News Archives

Author

Tags

Ellsworth Kalas ~ Wesleyan Songs for Lent

In my 38 years as a Methodist pastor I tried to make Lent a growing time for my people. I hoped that something about the season, the Lenten preaching, and the special midweek events would inspire some perfunctory church members to find new life in Christ, or a deeper daily walk with their Lord.

I wish I had done better! I wish I had drawn in the net with more vigor! And I wish I had made better use of Charles Wesley’s hymns.

I don’t know what hymns Wesley might have written for Lent; a better scholar could tell you that. I only know that if you’re looking for the Wesleyan accent for Lent, you can find it in scores of Charles’s hymns. Because for the first generation of Methodists the best of the Lenten spirit was not a seasonal thing, it was an everyday way of life.

Few hymns say it better than one Charles wrote in 1749, “I Want a Principle Within.” See how he sets the standard for a life of growth in Christ:

I want a principle within, of watchful, godly fear;
a sensibility of sin, a pain to feel it near.
I want the first approach to feel of pride or wrong desire,
to catch the wandering of my will, and quench the kindling fire.

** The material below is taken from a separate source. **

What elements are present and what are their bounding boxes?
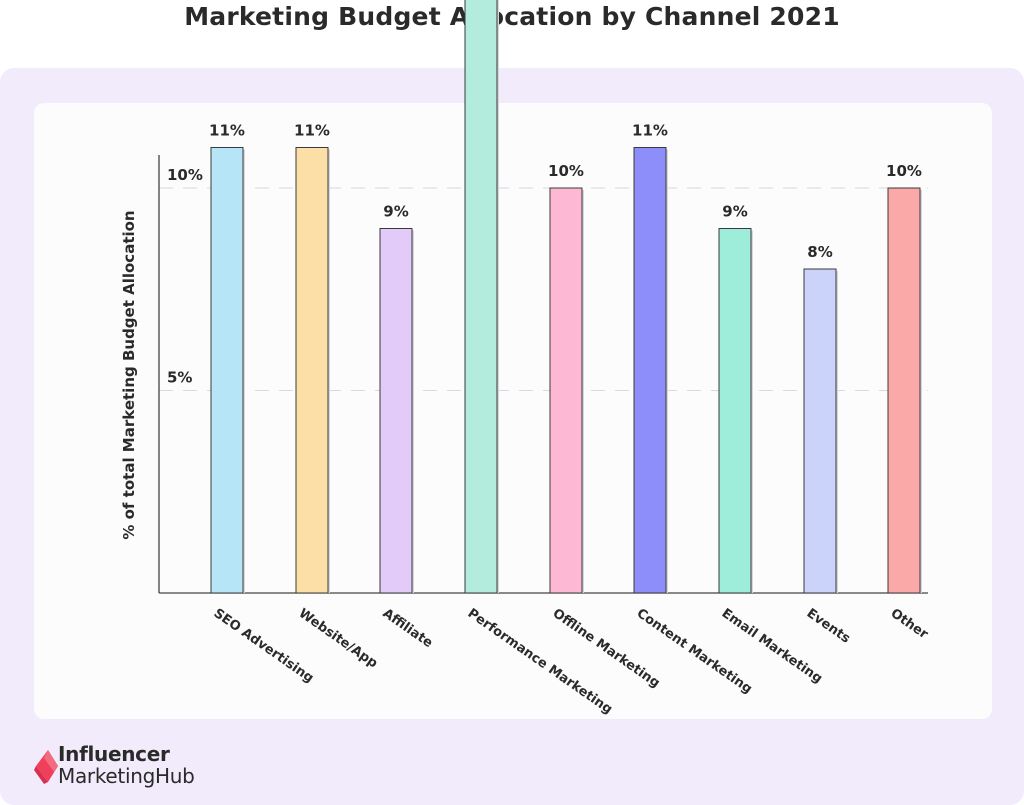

A contemporary sociologist or psychologist might find Wesley’s language quaint, and probably inappropriate to our times. “Principle” is one of those words we come upon less and less in our writing and speaking. Marilyn Chandler McEntyre reminds us that “when a word falls into disuse, the experience goes with it.” We should worry when a word like “principle” begins to be obsolete.

And of course “watchful, godly fear” is downright offensive to many. They want no fear in their religion; they want a God who affirms them constantly; after all, what are we paying him for?

For many in our culture, “a sensibility of sin” is the last straw. It’s strange that it should be so, because the ancient landmarks are going down so rapidly that hardly anything is now seen as sin. Matters which shocked us a few years ago are now greeted by a shrug of the shoulders. It’s hard to have a sensibility of sin in a culture where almost anything goes. It makes you feel as if you’re wearing high-button shoes, and walking with a man adorned with a top hat.

But then Charles Wesley leads us to the heart of Lent and to the heart of every day of seeking the fullness of life in Christ: such a longing to please our Lord that we want the Holy Spirit to check us at the first sense of pride, wrong desire, or the wandering will — anything, that is, that might “quench the kindling fire.”

I wonder how it is that I have so often sung those words without being moved to repentance? It’s good that in this Lenten season we’ve given up some comfort of body, or that we’ve engaged more fully in the Scriptures or prayer or service. But beyond that there is the tough, deep-down cry for God to take over the privacy of our thought-lives.

That is, a Lenten invasion that would leave Christ on the throne.